- Theatrical release poster
- Directed by: Shahadat Hossain Liton
- Story by: Abdullah Zahir Babu
- Produced by: Abdul Mabud Kawser
- Starring: Shakib Khan; Sahara; Ayesha Salma Mukti; Ali Raj; Misha Sawdagor;
- Cinematography: M.A Kaiyum
- Edited by: Touhid Hossain Chowdhury
- Music by: Ali Akram Shuvo
- Production company: Tushar Kotha Chitra
- Distributed by: Tushar Kotha Chitra
- Release date: February 1, 2013;
- Country: Bangladesh
- Language: Bengali

= Jor Kore Bhalobasha Hoy Na =

2013 film by Shahadat Hossain Liton

Jor Kore Bhalobasha Hoy Na is a 2013 Bangladeshi action thriller film. The film was directed by Shahadat Hossain Liton and produced by Abdul Mabud Kawser under the banner of Tushar Kotha Chitra. It featured Shakib Khan, Sahara and Ayesha Salma Mukti in lead roles. Misha Sawdagor, Sadek Bachchu, Ali Raj and others also played important roles in the film. It was the first digital film starring by Shakib Khan. It was a remake of 2002 Hindi film Tumko Na Bhool Paayenge.

==Story==
Saniyat Ahmed Robi (Shakib Khan) is the only son of retired Major Mansur Ali Khan and Kajal (Sahara) is the daughter of retired Police Commissioner Ashraf Chowdhury.

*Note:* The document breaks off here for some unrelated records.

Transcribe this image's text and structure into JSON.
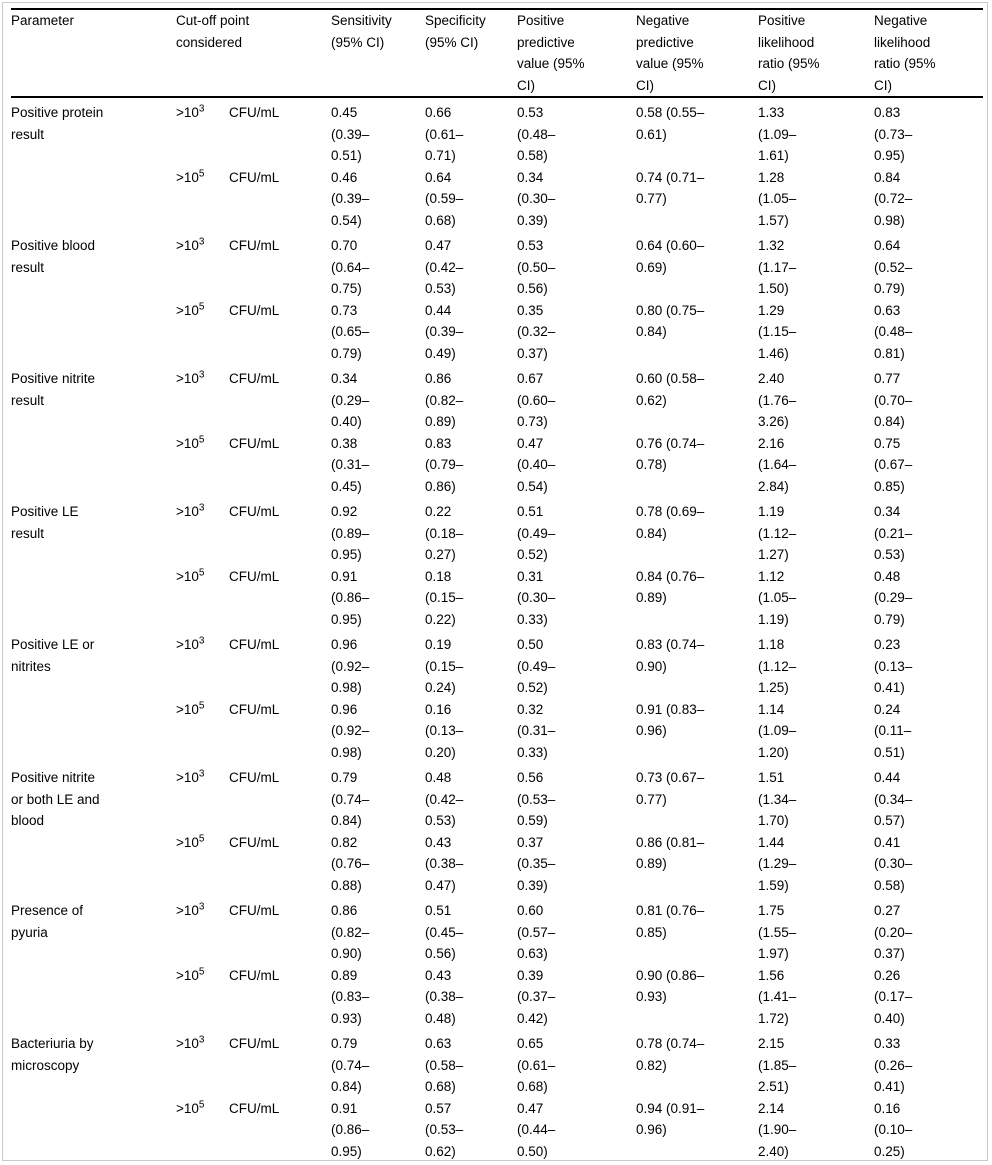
{
  "table": {
    "headers": [
      "Parameter",
      "Cut-off point\nconsidered",
      "Sensitivity\n(95% CI)",
      "Specificity\n(95% CI)",
      "Positive\npredictive\nvalue (95%\nCI)",
      "Negative\npredictive\nvalue (95%\nCI)",
      "Positive\nlikelihood\nratio (95%\nCI)",
      "Negative\nlikelihood\nratio (95%\nCI)"
    ],
    "rows": [
      {
        "parameter": "Positive protein\nresult",
        "cutoffs": [
          {
            "threshold": ">10",
            "exponent": "3",
            "unit": "CFU/mL",
            "sensitivity": "0.45\n(0.39–\n0.51)",
            "specificity": "0.66\n(0.61–\n0.71)",
            "ppv": "0.53\n(0.48–\n0.58)",
            "npv": "0.58 (0.55–\n0.61)",
            "plr": "1.33\n(1.09–\n1.61)",
            "nlr": "0.83\n(0.73–\n0.95)"
          },
          {
            "threshold": ">10",
            "exponent": "5",
            "unit": "CFU/mL",
            "sensitivity": "0.46\n(0.39–\n0.54)",
            "specificity": "0.64\n(0.59–\n0.68)",
            "ppv": "0.34\n(0.30–\n0.39)",
            "npv": "0.74 (0.71–\n0.77)",
            "plr": "1.28\n(1.05–\n1.57)",
            "nlr": "0.84\n(0.72–\n0.98)"
          }
        ]
      },
      {
        "parameter": "Positive blood\nresult",
        "cutoffs": [
          {
            "threshold": ">10",
            "exponent": "3",
            "unit": "CFU/mL",
            "sensitivity": "0.70\n(0.64–\n0.75)",
            "specificity": "0.47\n(0.42–\n0.53)",
            "ppv": "0.53\n(0.50–\n0.56)",
            "npv": "0.64 (0.60–\n0.69)",
            "plr": "1.32\n(1.17–\n1.50)",
            "nlr": "0.64\n(0.52–\n0.79)"
          },
          {
            "threshold": ">10",
            "exponent": "5",
            "unit": "CFU/mL",
            "sensitivity": "0.73\n(0.65–\n0.79)",
            "specificity": "0.44\n(0.39–\n0.49)",
            "ppv": "0.35\n(0.32–\n0.37)",
            "npv": "0.80 (0.75–\n0.84)",
            "plr": "1.29\n(1.15–\n1.46)",
            "nlr": "0.63\n(0.48–\n0.81)"
          }
        ]
      },
      {
        "parameter": "Positive nitrite\nresult",
        "cutoffs": [
          {
            "threshold": ">10",
            "exponent": "3",
            "unit": "CFU/mL",
            "sensitivity": "0.34\n(0.29–\n0.40)",
            "specificity": "0.86\n(0.82–\n0.89)",
            "ppv": "0.67\n(0.60–\n0.73)",
            "npv": "0.60 (0.58–\n0.62)",
            "plr": "2.40\n(1.76–\n3.26)",
            "nlr": "0.77\n(0.70–\n0.84)"
          },
          {
            "threshold": ">10",
            "exponent": "5",
            "unit": "CFU/mL",
            "sensitivity": "0.38\n(0.31–\n0.45)",
            "specificity": "0.83\n(0.79–\n0.86)",
            "ppv": "0.47\n(0.40–\n0.54)",
            "npv": "0.76 (0.74–\n0.78)",
            "plr": "2.16\n(1.64–\n2.84)",
            "nlr": "0.75\n(0.67–\n0.85)"
          }
        ]
      },
      {
        "parameter": "Positive LE\nresult",
        "cutoffs": [
          {
            "threshold": ">10",
            "exponent": "3",
            "unit": "CFU/mL",
            "sensitivity": "0.92\n(0.89–\n0.95)",
            "specificity": "0.22\n(0.18–\n0.27)",
            "ppv": "0.51\n(0.49–\n0.52)",
            "npv": "0.78 (0.69–\n0.84)",
            "plr": "1.19\n(1.12–\n1.27)",
            "nlr": "0.34\n(0.21–\n0.53)"
          },
          {
            "threshold": ">10",
            "exponent": "5",
            "unit": "CFU/mL",
            "sensitivity": "0.91\n(0.86–\n0.95)",
            "specificity": "0.18\n(0.15–\n0.22)",
            "ppv": "0.31\n(0.30–\n0.33)",
            "npv": "0.84 (0.76–\n0.89)",
            "plr": "1.12\n(1.05–\n1.19)",
            "nlr": "0.48\n(0.29–\n0.79)"
          }
        ]
      },
      {
        "parameter": "Positive LE or\nnitrites",
        "cutoffs": [
          {
            "threshold": ">10",
            "exponent": "3",
            "unit": "CFU/mL",
            "sensitivity": "0.96\n(0.92–\n0.98)",
            "specificity": "0.19\n(0.15–\n0.24)",
            "ppv": "0.50\n(0.49–\n0.52)",
            "npv": "0.83 (0.74–\n0.90)",
            "plr": "1.18\n(1.12–\n1.25)",
            "nlr": "0.23\n(0.13–\n0.41)"
          },
          {
            "threshold": ">10",
            "exponent": "5",
            "unit": "CFU/mL",
            "sensitivity": "0.96\n(0.92–\n0.98)",
            "specificity": "0.16\n(0.13–\n0.20)",
            "ppv": "0.32\n(0.31–\n0.33)",
            "npv": "0.91 (0.83–\n0.96)",
            "plr": "1.14\n(1.09–\n1.20)",
            "nlr": "0.24\n(0.11–\n0.51)"
          }
        ]
      },
      {
        "parameter": "Positive nitrite\nor both LE and\nblood",
        "cutoffs": [
          {
            "threshold": ">10",
            "exponent": "3",
            "unit": "CFU/mL",
            "sensitivity": "0.79\n(0.74–\n0.84)",
            "specificity": "0.48\n(0.42–\n0.53)",
            "ppv": "0.56\n(0.53–\n0.59)",
            "npv": "0.73 (0.67–\n0.77)",
            "plr": "1.51\n(1.34–\n1.70)",
            "nlr": "0.44\n(0.34–\n0.57)"
          },
          {
            "threshold": ">10",
            "exponent": "5",
            "unit": "CFU/mL",
            "sensitivity": "0.82\n(0.76–\n0.88)",
            "specificity": "0.43\n(0.38–\n0.47)",
            "ppv": "0.37\n(0.35–\n0.39)",
            "npv": "0.86 (0.81–\n0.89)",
            "plr": "1.44\n(1.29–\n1.59)",
            "nlr": "0.41\n(0.30–\n0.58)"
          }
        ]
      },
      {
        "parameter": "Presence of\npyuria",
        "cutoffs": [
          {
            "threshold": ">10",
            "exponent": "3",
            "unit": "CFU/mL",
            "sensitivity": "0.86\n(0.82–\n0.90)",
            "specificity": "0.51\n(0.45–\n0.56)",
            "ppv": "0.60\n(0.57–\n0.63)",
            "npv": "0.81 (0.76–\n0.85)",
            "plr": "1.75\n(1.55–\n1.97)",
            "nlr": "0.27\n(0.20–\n0.37)"
          },
          {
            "threshold": ">10",
            "exponent": "5",
            "unit": "CFU/mL",
            "sensitivity": "0.89\n(0.83–\n0.93)",
            "specificity": "0.43\n(0.38–\n0.48)",
            "ppv": "0.39\n(0.37–\n0.42)",
            "npv": "0.90 (0.86–\n0.93)",
            "plr": "1.56\n(1.41–\n1.72)",
            "nlr": "0.26\n(0.17–\n0.40)"
          }
        ]
      },
      {
        "parameter": "Bacteriuria by\nmicroscopy",
        "cutoffs": [
          {
            "threshold": ">10",
            "exponent": "3",
            "unit": "CFU/mL",
            "sensitivity": "0.79\n(0.74–\n0.84)",
            "specificity": "0.63\n(0.58–\n0.68)",
            "ppv": "0.65\n(0.61–\n0.68)",
            "npv": "0.78 (0.74–\n0.82)",
            "plr": "2.15\n(1.85–\n2.51)",
            "nlr": "0.33\n(0.26–\n0.41)"
          },
          {
            "threshold": ">10",
            "exponent": "5",
            "unit": "CFU/mL",
            "sensitivity": "0.91\n(0.86–\n0.95)",
            "specificity": "0.57\n(0.53–\n0.62)",
            "ppv": "0.47\n(0.44–\n0.50)",
            "npv": "0.94 (0.91–\n0.96)",
            "plr": "2.14\n(1.90–\n2.40)",
            "nlr": "0.16\n(0.10–\n0.25)"
          }
        ]
      }
    ]
  }
}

The duo love each other. When the two families become acquainted, they also accept this love and agree to their marriage. But a group of terrorists carries out a surprise attack on the wedding ceremony.

==Cast==
- Shakib Khan as Saniyat Ahmed Robi aka Surja
- Sahara as Kajal
- Ayesha Salma Mukti as Shobha
- Saif Khan Pinu as Sagor
- Misha Sawdagor as Usman
- Sadek Bachchu as Aslam
- Ali Raj
- Rehana Jolly
- Bobby
- Jackie
- Subrata
- Kabila
- Afzal Sharif

==Release==
The film released in almost 47 theatres on February 1, 2013.